If that diagnosis is ruled out, I agree that medication may be the cause.
It is very important to keep your bipolar mood disorder under control, and the anticonvulsant you are taking – lamotrigine – is a good option, as most if not all antidepressants list dry mouth as a possible side effect, and dry mouth is much less. probably with lamotrigine.
- Write to dr. Scurr at Good Health, Daily Mail, 9 Derry Street, London, W8 5HY or email: [email protected]. Dr. Scurr cannot respond to personal correspondence. Answers should be taken in a general context. In case of health problems, consult your own doctor.

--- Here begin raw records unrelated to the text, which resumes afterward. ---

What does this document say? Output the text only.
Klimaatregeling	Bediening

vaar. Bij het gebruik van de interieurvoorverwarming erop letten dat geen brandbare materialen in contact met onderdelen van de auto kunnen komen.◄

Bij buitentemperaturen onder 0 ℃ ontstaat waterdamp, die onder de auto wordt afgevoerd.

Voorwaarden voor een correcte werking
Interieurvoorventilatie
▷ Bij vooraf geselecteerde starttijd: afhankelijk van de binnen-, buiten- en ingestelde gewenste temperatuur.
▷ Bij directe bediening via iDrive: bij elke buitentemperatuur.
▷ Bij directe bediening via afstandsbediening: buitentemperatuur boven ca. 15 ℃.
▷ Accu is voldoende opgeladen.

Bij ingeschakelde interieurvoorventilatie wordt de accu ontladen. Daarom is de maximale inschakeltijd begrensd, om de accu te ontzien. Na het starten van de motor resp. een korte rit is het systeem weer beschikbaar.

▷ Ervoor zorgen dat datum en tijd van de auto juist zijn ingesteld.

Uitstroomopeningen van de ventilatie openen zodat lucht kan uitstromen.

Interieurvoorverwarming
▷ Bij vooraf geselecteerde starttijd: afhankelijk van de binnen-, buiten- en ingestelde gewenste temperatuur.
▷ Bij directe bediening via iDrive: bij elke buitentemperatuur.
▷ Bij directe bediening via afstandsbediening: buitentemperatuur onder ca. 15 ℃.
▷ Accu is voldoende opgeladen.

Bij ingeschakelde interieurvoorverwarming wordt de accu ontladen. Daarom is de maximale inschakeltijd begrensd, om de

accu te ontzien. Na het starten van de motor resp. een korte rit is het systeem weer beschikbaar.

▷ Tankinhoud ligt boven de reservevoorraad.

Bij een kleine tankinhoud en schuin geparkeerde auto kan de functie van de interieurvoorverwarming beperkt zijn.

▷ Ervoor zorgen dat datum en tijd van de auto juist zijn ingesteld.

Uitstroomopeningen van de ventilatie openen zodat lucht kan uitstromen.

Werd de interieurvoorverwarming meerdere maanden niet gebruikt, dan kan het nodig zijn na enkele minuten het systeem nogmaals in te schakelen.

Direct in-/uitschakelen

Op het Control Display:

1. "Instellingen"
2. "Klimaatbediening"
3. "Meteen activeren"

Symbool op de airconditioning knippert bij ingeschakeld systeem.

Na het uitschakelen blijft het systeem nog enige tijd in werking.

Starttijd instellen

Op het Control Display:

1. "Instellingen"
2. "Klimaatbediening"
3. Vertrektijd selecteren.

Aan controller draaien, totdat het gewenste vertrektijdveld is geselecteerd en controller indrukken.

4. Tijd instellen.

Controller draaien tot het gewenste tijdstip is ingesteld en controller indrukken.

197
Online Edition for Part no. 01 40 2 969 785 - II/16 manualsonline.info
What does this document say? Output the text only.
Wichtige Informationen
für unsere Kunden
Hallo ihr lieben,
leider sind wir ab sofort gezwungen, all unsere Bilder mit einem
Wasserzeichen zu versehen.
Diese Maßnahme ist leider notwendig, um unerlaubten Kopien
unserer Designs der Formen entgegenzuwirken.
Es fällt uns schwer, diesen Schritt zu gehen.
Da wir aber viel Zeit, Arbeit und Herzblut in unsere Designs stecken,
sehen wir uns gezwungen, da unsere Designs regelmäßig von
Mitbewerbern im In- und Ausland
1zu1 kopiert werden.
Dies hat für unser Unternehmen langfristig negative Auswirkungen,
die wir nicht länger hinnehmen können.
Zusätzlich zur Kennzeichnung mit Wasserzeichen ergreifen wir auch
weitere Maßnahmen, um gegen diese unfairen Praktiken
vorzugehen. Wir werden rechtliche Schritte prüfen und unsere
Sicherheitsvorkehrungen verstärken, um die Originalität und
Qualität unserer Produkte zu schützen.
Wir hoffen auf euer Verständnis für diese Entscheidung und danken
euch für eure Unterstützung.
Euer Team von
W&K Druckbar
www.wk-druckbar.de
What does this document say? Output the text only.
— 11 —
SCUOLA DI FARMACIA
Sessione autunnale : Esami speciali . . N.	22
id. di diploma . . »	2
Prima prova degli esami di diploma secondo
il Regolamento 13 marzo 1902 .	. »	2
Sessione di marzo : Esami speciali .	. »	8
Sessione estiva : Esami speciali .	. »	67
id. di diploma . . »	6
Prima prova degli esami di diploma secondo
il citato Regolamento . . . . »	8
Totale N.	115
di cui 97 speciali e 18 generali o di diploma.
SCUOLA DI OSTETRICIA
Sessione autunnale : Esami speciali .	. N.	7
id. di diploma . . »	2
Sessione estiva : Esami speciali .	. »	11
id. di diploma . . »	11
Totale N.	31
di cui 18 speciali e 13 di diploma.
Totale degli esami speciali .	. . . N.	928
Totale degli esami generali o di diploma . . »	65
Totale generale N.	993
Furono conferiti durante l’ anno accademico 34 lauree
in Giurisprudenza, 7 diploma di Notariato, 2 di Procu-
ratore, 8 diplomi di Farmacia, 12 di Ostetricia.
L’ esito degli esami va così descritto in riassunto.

In my opinion… Sharing drugs is risky – and a crime
The news of a rising epidemic of drug sharing by people – lending or giving their own prescription medication to another – is deeply disturbing.
This trend is common among people diagnosed with Attention Deficit Hyperactivity Disorder (ADHD) who have been prescribed methylphenidate (brand names, Ritalin and Concerta), a stimulant similar to amphetamine (speed).
The news of an emerging epidemic where people share medication – lending or giving their own prescription medication to someone else – is deeply concerning (file image)
It’s not just ADHD meds: I hear from people sharing everything, including antibiotics.
What most people don’t realize is that it is illegal to give a prescription drug to someone for whom it is not intended. In the case of methylphenidate, a controlled drug, handing it over to another person is a criminal offence.
The same legislation applies to the passing on of other types of medicines, such as sleeping tablets (for example zolpidem or zimovane), or tranquilizers (for example diazepam).
The purpose of regulatory controls is safety, as unexpected and potentially deadly side effects can occur with these types of drugs, as dramatic as a single peanut can affect someone with a severe nut allergy.
Any time a drug is given to a person to whom it was not carefully and deliberately prescribed by a doctor, it is nothing more than an experiment – and carries risks.